Tras el atentado terrorista en Moscú, la respuesta de las autoridades rusas ha desatado una oleada de críticas internacionales. Los métodos utilizados durante las detenciones y los interrogatorios han levantado sospechas de tortura, una práctica condenada y prohibida desde 1945, pero que parece resurgir en escenarios críticos. Este fin de semana, vídeos distribuidos a través de canales de Telegram, tanto afines a los servicios de seguridad rusos como al batallón Wagner, muestran el trato brutal a los detenidos. Desde golpes hasta la mutilación, las imágenes hablan por sí solas, mostrando a los sospechosos con heridas graves y hematomas al llegar al tribunal.

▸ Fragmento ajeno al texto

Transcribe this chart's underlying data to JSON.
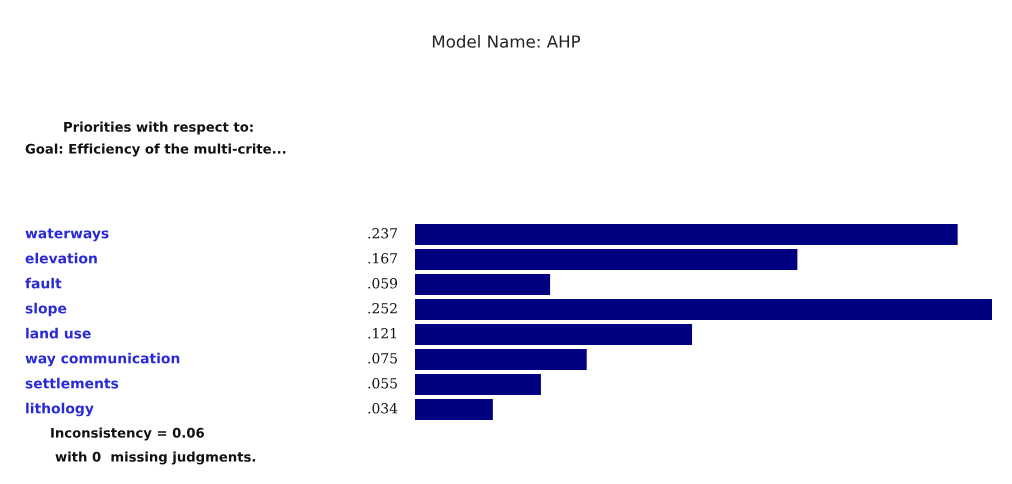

La reacción del Kremlin a estas acusaciones ha sido el silencio. Durante una rueda de prensa, ante las preguntas sobre estas supuestas torturas, las autoridades no han querido responder. Este no es un caso aislado; la historia reciente de Rusia muestra otros ejemplos de maltrato a prisioneros, incluyendo al opositor Navalni. Las filtraciones de hace dos años, que evidenciaban torturas en cárceles rusas, parecen confirmar un patrón de abuso y violencia dentro del sistema penitenciario del país.
La comunidad internacional, centrada en condenar el atentado terrorista, ha dejado en segundo plano las denuncias de tortura. Aunque el atentado ha sido reivindicado por el Estado Islámico, muchos países han evitado comentar sobre las acusaciones de maltrato a los detenidos. Este enfoque refleja una tendencia preocupante a priorizar la seguridad sobre los derechos humanos, incluso cuando los testimonios y las imágenes apuntan a violaciones flagrantes de estos derechos.
La tortura, una herramienta de represión y miedo, sigue siendo un tema tabú y una realidad dolorosa en muchos rincones del mundo. Las revelaciones de Moscú recuerdan a casos anteriores en Occidente, como los abusos en Abu Ghraib o las acciones de la CIA contra sospechosos de terrorismo.